The Seventh Circuit affirmed, finding that the settlement payment represented the return of part or all of the amount that the insured had obtained by inducing the buyer to overpay for the subsidiary.  According to the court, to allow the insured to obtain reimbursement for this amount would permit the insured to "have gotten away with fraud."  The court held that "there is no insurable interest in the proceeds of a fraud" and noted that "no state would enforce . . . an insurance policy" that included the disgorgement of such proceeds within its definition of "loss."  More broadly, the court recognized that a claim for restitution, whether based on fraud or an innocent mistake, "is a claim that the defendant has something that belongs of right not to him but to the plaintiff."  Citing its prior decision in Level 3 Communications, Inc. v.
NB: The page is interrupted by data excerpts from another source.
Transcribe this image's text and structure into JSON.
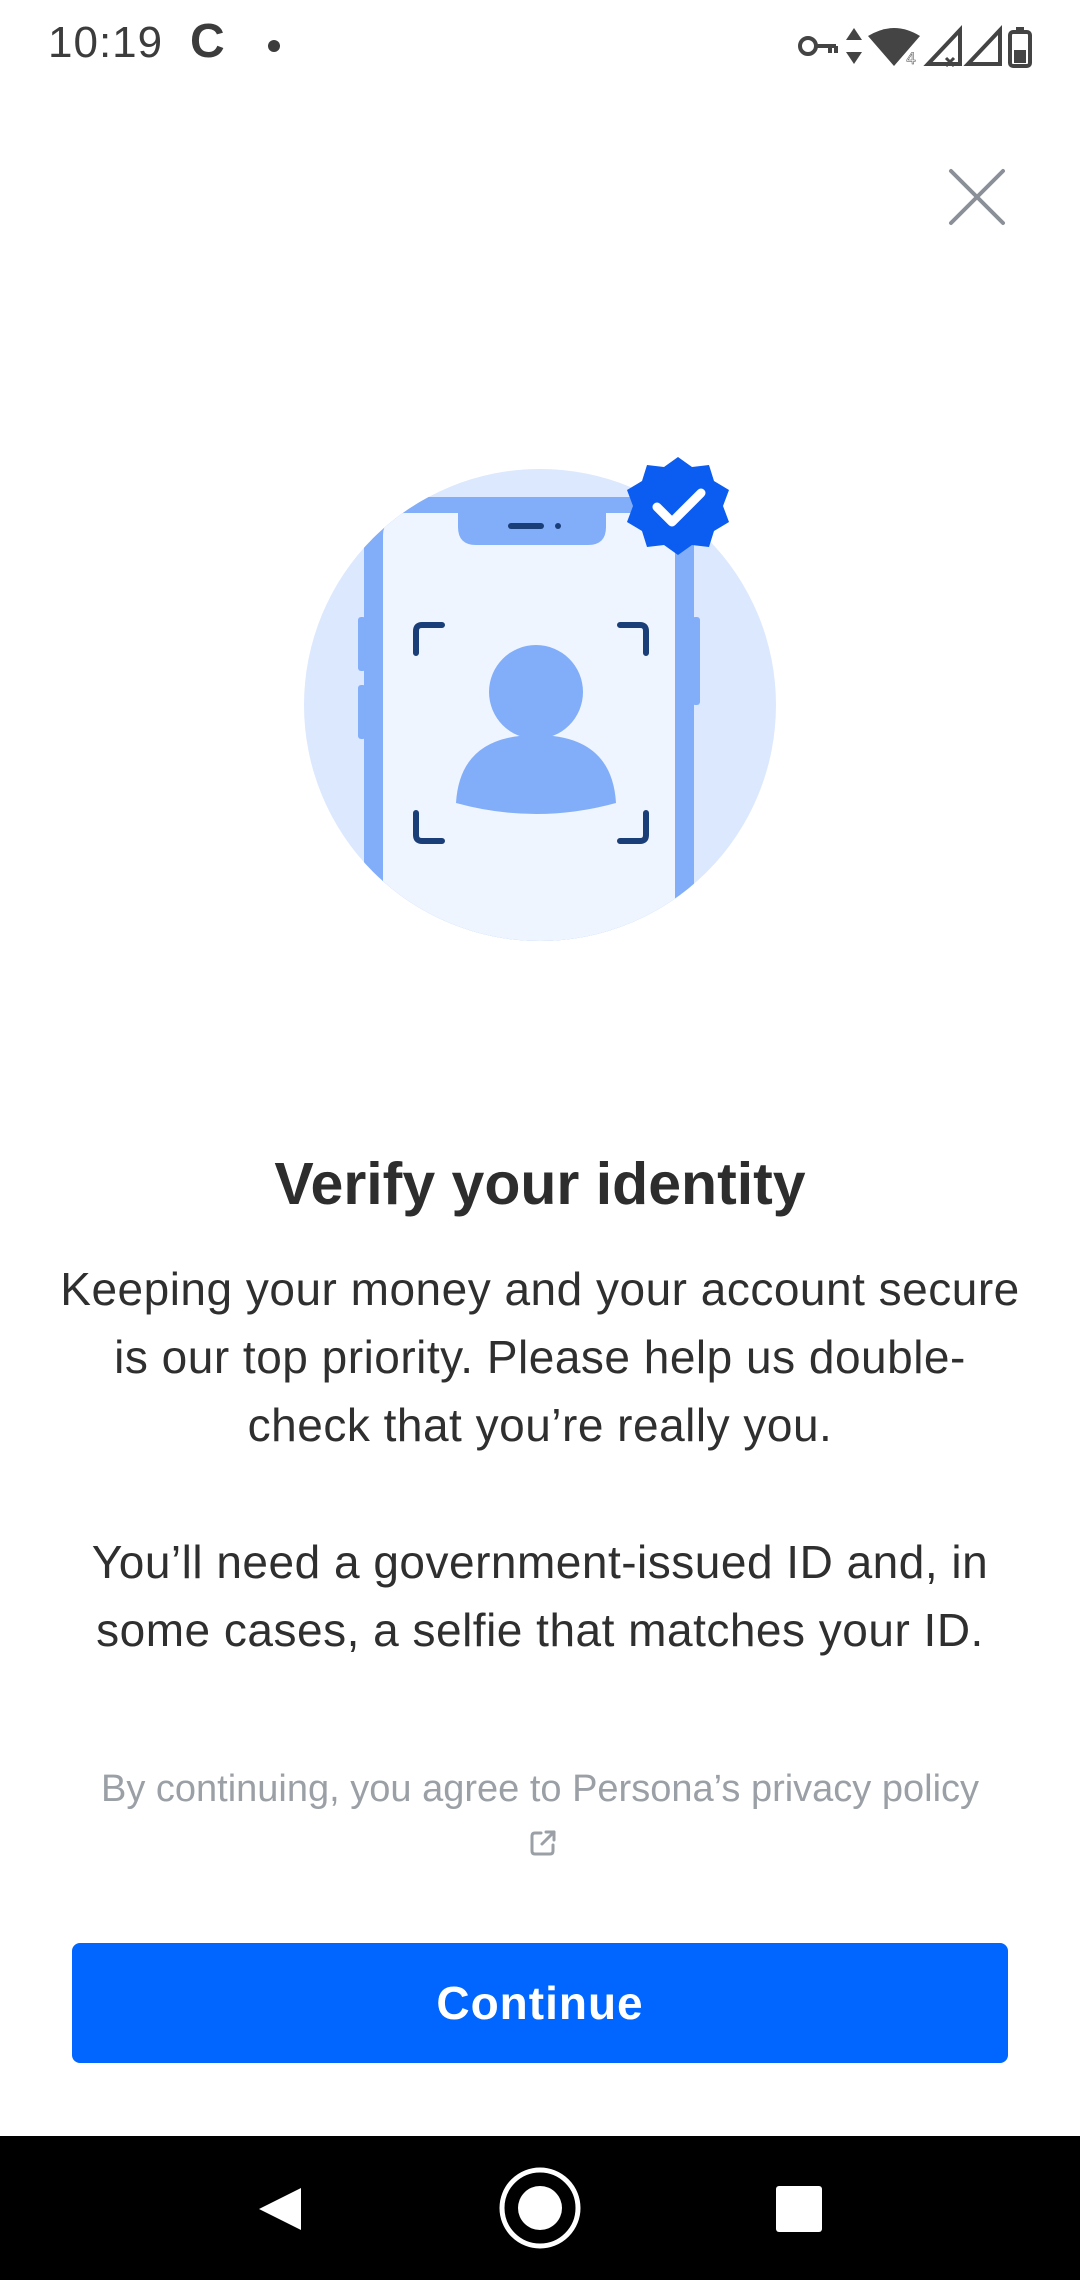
{
  "status_bar": {
    "time": "10:19",
    "app_indicator": "C",
    "icons": [
      "vpn-key-icon",
      "data-arrows-icon",
      "wifi-icon",
      "signal-icon",
      "signal-icon",
      "battery-icon"
    ],
    "wifi_badge": "4"
  },
  "dialog": {
    "close_icon": "close-icon",
    "illustration_icon": "phone-selfie-verified-icon",
    "title": "Verify your identity",
    "body_paragraph_1": "Keeping your money and your account secure is our top priority. Please help us double-check that you’re really you.",
    "body_paragraph_2": "You’ll need a government-issued ID and, in some cases, a selfie that matches your ID.",
    "fine_print_prefix": "By continuing, you agree to Persona’s",
    "privacy_link_label": "privacy policy",
    "privacy_link_icon": "external-link-icon",
    "continue_label": "Continue"
  },
  "colors": {
    "accent": "#0066ff",
    "illustration_light": "#dbe8fe",
    "illustration_mid": "#82aef9",
    "illustration_dark": "#1a3f78",
    "fine_print": "#9aa0a6"
  },
  "nav_bar": {
    "back_icon": "back-triangle-icon",
    "home_icon": "home-circle-icon",
    "recents_icon": "recents-square-icon"
  }
}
Federal Insurance Co., 272 F.3d 908 (7th Cir. 2001), the court concluded that having to surrender or return that "something" is not a "loss [to the insured] within the meaning of the insurance policy."

The court rejected the insured's reliance on the fact that the buyer styled its claim as one for "damages" as opposed to "restitution," finding that it is not the "label" but rather the nature of the remedy that is determinative.  The court did recognize, however, that "[a] judgment or settlement in a fraud case could involve a combination of restitution and damages [such that] the insurance company would be liable for the damages portion in accordance with the allocation formula in the policy."  In this regard, the court noted that the buyer, along with the inflated purchase price, sought to recover "transaction costs," reimbursement for which "would not be restitution because [the insured] gained nothing from the money that [the buyer] paid its lawyers and accountants to handle the acquisition."  Nonetheless, the court held that because the insured admittedly "made no effort to allocate its loss between the loss of ill-gotten gains and other costs," any claim to recover those costs under the policy was "forfeited." 

The court also rejected the insured's contention that the "mend the hold" doctrine precluded the insurer's "no loss" argument here because the insurer had not raised it as a ground for denying coverage when the insured first requested coverage.  According to the court, the doctrine does not forbid an insurer in a breach of contract case from adding a defense to coverage after being sued.  The court reasoned that requiring the insurer to commit to a defense or defenses before being sued would be "unreasonable to the point of absurdity."